GRADUATION
Since being released from the Looney bin I have lived in three different places. The first was a type of half-way house with carefully structured day and night activities, but no bars on the windows, only wire mesh embedded in the safety glass. To be honest, I missed the bars at the hospital at first.
I’d heard visitors from the outside comment on how horrifyingly cruel those bars made the hospital appear. But to many of us on the inside the bars represented safety. They protected us from the dangers of the outside world.
We used to discuss this in group. Karla always said that her husband who’d been trying to kill her for years couldn’t possibly get past them. Tom believed that the Republican Conspiracy of global destruction was kept at bay by the slim strands of steel. I was convinced that the bars could magically repel my parent’s vengeful ghosts. The metal shone like silver in the moonlight and everyone knows that silver has magical properties. Even the Lone Ranger with his silver bullet knew that.
In my year at the half-way house, I managed to convince myself and the staff that I was improving. What I didn’t tell anybody was that much of that improvement was based on the fact that I was allowed to wear jewelry again. This is not something one should share with one’s shrink.
But I wasted no time in arranging an excursion to the vendor on the corner of 12th and Oak whose tray of inexpensive Mexican jewelry included bracelets of all kinds. I took my time teasing myself by trying on even the most inappropriate.
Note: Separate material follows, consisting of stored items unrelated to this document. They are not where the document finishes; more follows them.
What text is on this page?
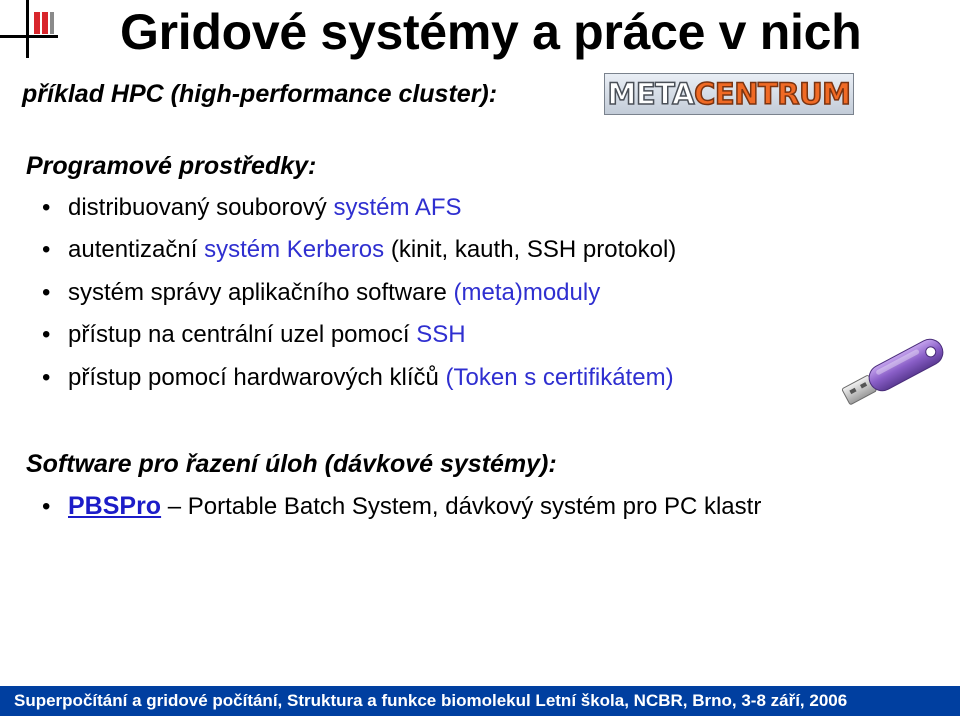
Gridové systémy a práce v nich
příklad HPC (high-performance cluster):	META CENTRUM
Programové prostředky:
• distribuovaný souborový systém AFS
• autentizační systém Kerberos (kinit, kauth, SSH protokol)
• systém správy aplikačního software (meta)moduly
• přístup na centrální uzel pomocí SSH
• přístup pomocí hardwarových klíčů (Token s certifikátem)
Software pro řazení úloh (dávkové systémy):
• PBSPro – Portable Batch System, dávkový systém pro PC klastr
Superpočítání a gridové počítání, Struktura a funkce biomolekul Letní škola, NCBR, Brno, 3-8 září, 2006
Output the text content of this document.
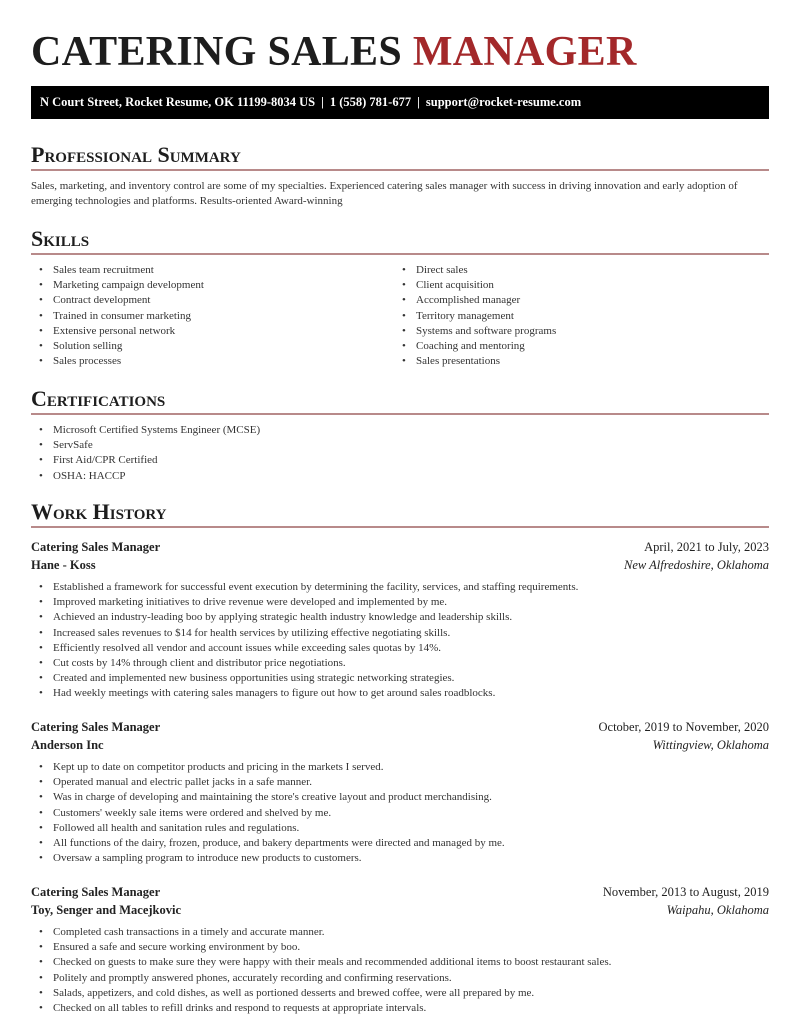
CATERING SALES MANAGER
N Court Street, Rocket Resume, OK 11199-8034 US | 1 (558) 781-677 | support@rocket-resume.com
Professional Summary

Sales, marketing, and inventory control are some of my specialties. Experienced catering sales manager with success in driving innovation and early adoption of emerging technologies and platforms. Results-oriented Award-winning

Skills
• Sales team recruitment
• Marketing campaign development
• Contract development
• Trained in consumer marketing
• Extensive personal network
• Solution selling
• Sales processes
• Direct sales
• Client acquisition
• Accomplished manager
• Territory management
• Systems and software programs
• Coaching and mentoring
• Sales presentations
Certifications
• Microsoft Certified Systems Engineer (MCSE)
• ServSafe
• First Aid/CPR Certified
• OSHA: HACCP
Work History
Catering Sales Manager	April, 2021 to July, 2023
Hane - Koss	New Alfredoshire, Oklahoma
• Established a framework for successful event execution by determining the facility, services, and staffing requirements.
• Improved marketing initiatives to drive revenue were developed and implemented by me.
• Achieved an industry-leading boo by applying strategic health industry knowledge and leadership skills.
• Increased sales revenues to $14 for health services by utilizing effective negotiating skills.
• Efficiently resolved all vendor and account issues while exceeding sales quotas by 14%.
• Cut costs by 14% through client and distributor price negotiations.
• Created and implemented new business opportunities using strategic networking strategies.
• Had weekly meetings with catering sales managers to figure out how to get around sales roadblocks.
Catering Sales Manager	October, 2019 to November, 2020
Anderson Inc	Wittingview, Oklahoma
• Kept up to date on competitor products and pricing in the markets I served.
• Operated manual and electric pallet jacks in a safe manner.
• Was in charge of developing and maintaining the store's creative layout and product merchandising.
• Customers' weekly sale items were ordered and shelved by me.
• Followed all health and sanitation rules and regulations.
• All functions of the dairy, frozen, produce, and bakery departments were directed and managed by me.
• Oversaw a sampling program to introduce new products to customers.
Catering Sales Manager	November, 2013 to August, 2019
Toy, Senger and Macejkovic	Waipahu, Oklahoma
• Completed cash transactions in a timely and accurate manner.
• Ensured a safe and secure working environment by boo.
• Checked on guests to make sure they were happy with their meals and recommended additional items to boost restaurant sales.
• Politely and promptly answered phones, accurately recording and confirming reservations.
• Salads, appetizers, and cold dishes, as well as portioned desserts and brewed coffee, were all prepared by me.
• Checked on all tables to refill drinks and respond to requests at appropriate intervals.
Until finally I allowed myself to hold the simple circle bangle I’d wanted all along.
After a satisfying haggle with the vendor I’d slipped the bangle over my left hand onto my wrist, where it glinted at me in the sunshine radiating its protective magic. I bought two more bracelets from him before I moved to the group home, where there was merely a modicum of structure and not even wire mesh in the glass. My three bracelets tinkled merrily while I did my chores and filled out job applications under the watchful eye of the house mother.
I was able to land a job at the Salvation Army Thrift store with the help of social services. Each time a silver bracelet appeared in the jewelry case I bought it – luckily I got a 10% employees discount.
Six months later I upgraded to being a cashier at Ross’ Department store and moved into a three bedroom apartment with two other women from the group home. I still see my shrink once a month and now that I the assistant manager at Ross, he’s encouraging me in my desire to live alone.
Each time I see him he admires my growing collection of bracelets, but I don’t believe he sees them for what they really are. How can I explain to him that my mental illness exploded within me instantaneously, whereas reclaiming my sanity is a gradual process; achieved one
silver bracelet at a time.
I don’t think he’d see it as clearly as I.